Aber es war interessant zu erfahren, dass der gepflegte Auftritt von ihm und seinem Vater nicht echt war. Zumindest bei Mike, bei seinem Vater konnte man nie wissen. Der sah so aus als könnte er keine Erde ohne Plastikhandschuhe anfassen. Pingelig was das Zeug hielt. Man könnte sich doch danach die Hände waschen! Das Gärtnern und somit auch das rumwühlen in Erde machte mir unglaublich Spaß und war ziemlich die einzige Gemeinsamkeit zwischen Marian und mir. Es war schon eine Tradition geworden, dass wir jedes Frühjahr zusammen Blumen und Kräuter anpflanzten. Bald war es wieder soweit!

„Hey, ich muss dir was beichten. Ich bin am Autounfall nicht ganz unschuldig!", begann ich leise und sein Mund klappte auf. Als ich ihm alles erzählt hatte, stand sein Mund immer noch offen und ich musste diesen einen, wenn auch lahmen, Spruch raushauen.

„Mund zu, sonst fliegen Fliegen rein!"
Marian rammte mir ihren Ellbogen in die Seite und raunte verärgert: „Jetzt ist nicht dir richtige Zeit für deine bekloppten Sprüche."
Ich wollte eigentlich etwas schnippisches erwidern, aber irgendwo hatte sie schon Recht. Also hielt ich meine ‚vorlaute Klappe' wie mein Vater zu sagen pflegte.

„Ich... ich weiß nicht was ich dazu sagen soll...", stotterte Mike. ‚Vergeben und Vergessen wäre perfekt!', dachte ich mir.
„Das mit dem betrunkenen Autofahren kann ich ja noch verstehen, irgendetwas musstest du ja machen, aber..."

„Immerhin schreit er uns nicht an!", flüsterte ich Marian zu.
„Freu dich nicht zu früh!"
Und wie immer hatte Marian Recht. „Aber wieso um Himmels Willen lasst ihr mich zurück, wenn ich in Ohnmacht gefallen bin, nach einem Autounfall an dem du Schuld bist?", brüllte er.
„Wir wollten unsere eigenen Ärsche retten", gab ich kleinlaut zu. Er sah mich verständnislos an und dieser Blick machte mich traurig. Ich erkannte schweren Herzens, dass er mir das nicht verzeihen konnte, weil er nicht verstand wieso ich es gemacht hatte. Tat ich, um ehrlich zu sein, auch nicht.

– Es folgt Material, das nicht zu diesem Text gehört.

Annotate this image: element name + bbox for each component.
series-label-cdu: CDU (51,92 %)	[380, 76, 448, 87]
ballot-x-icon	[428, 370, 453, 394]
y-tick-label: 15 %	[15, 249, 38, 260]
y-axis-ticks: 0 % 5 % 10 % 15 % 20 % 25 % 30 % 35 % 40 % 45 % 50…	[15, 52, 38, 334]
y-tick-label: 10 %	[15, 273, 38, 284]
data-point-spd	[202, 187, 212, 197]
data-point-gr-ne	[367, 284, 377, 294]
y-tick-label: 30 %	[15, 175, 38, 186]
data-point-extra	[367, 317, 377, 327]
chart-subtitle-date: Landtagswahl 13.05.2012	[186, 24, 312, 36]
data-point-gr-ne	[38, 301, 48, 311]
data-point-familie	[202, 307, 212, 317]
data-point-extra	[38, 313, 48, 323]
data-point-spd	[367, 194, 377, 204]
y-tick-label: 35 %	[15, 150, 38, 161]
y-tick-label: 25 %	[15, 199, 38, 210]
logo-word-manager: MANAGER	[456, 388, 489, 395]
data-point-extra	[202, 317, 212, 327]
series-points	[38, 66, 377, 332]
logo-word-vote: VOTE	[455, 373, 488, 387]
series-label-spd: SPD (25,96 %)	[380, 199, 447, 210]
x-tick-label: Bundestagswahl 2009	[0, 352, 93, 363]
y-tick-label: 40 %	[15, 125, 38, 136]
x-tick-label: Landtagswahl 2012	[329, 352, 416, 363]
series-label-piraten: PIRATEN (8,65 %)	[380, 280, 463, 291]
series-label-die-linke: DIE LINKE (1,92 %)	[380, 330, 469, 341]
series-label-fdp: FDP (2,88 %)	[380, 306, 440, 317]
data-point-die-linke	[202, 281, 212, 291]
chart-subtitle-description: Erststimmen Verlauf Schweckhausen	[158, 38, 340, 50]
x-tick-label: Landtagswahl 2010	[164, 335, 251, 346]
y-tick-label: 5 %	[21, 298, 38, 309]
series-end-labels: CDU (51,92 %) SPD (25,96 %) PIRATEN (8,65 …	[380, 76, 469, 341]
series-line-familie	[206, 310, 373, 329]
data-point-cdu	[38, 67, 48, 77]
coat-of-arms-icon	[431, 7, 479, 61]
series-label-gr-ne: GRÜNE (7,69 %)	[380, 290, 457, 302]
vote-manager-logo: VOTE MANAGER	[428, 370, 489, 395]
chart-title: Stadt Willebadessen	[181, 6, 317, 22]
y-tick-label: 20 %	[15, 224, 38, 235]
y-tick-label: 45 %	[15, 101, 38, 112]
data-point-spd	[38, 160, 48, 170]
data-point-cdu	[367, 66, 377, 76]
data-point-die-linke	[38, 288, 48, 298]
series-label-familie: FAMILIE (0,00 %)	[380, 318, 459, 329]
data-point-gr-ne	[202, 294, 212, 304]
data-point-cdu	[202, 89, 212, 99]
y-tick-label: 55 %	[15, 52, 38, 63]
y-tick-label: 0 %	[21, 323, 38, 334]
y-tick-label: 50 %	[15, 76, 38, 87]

„Und du hast das zugelassen?", fragte er Marian ungläubig. Diese nickte und sah schuldbewusst auf den Boden.
„Es war eigentlich meine Idee", fügte sie auch noch hinzu und ich fand es toll, dass sie ehrlich war.

Skepsis zeichnete seinen Blick, den er mal mir, mal Marian schenkte. Und dann fiel ich aus allen Wolken als ich etwas bemerkte. Mike war in Marian verliebt, die Verletztheit in seinem Blick konnte man gar nicht anders deuten.
Meine Menschenkenntnis war zwar nicht weltbewegend, aber das hätten selbst Sozial-Inkompetente erkannt.

Mike war in Marian verliebt, ich konnte es gar nicht fassen. Und sie war in Ophelia verliebt, sollte unseren Eltern zufolge aber mit Mike zusammen kommen. Scheiße, Marian, was hast du getan?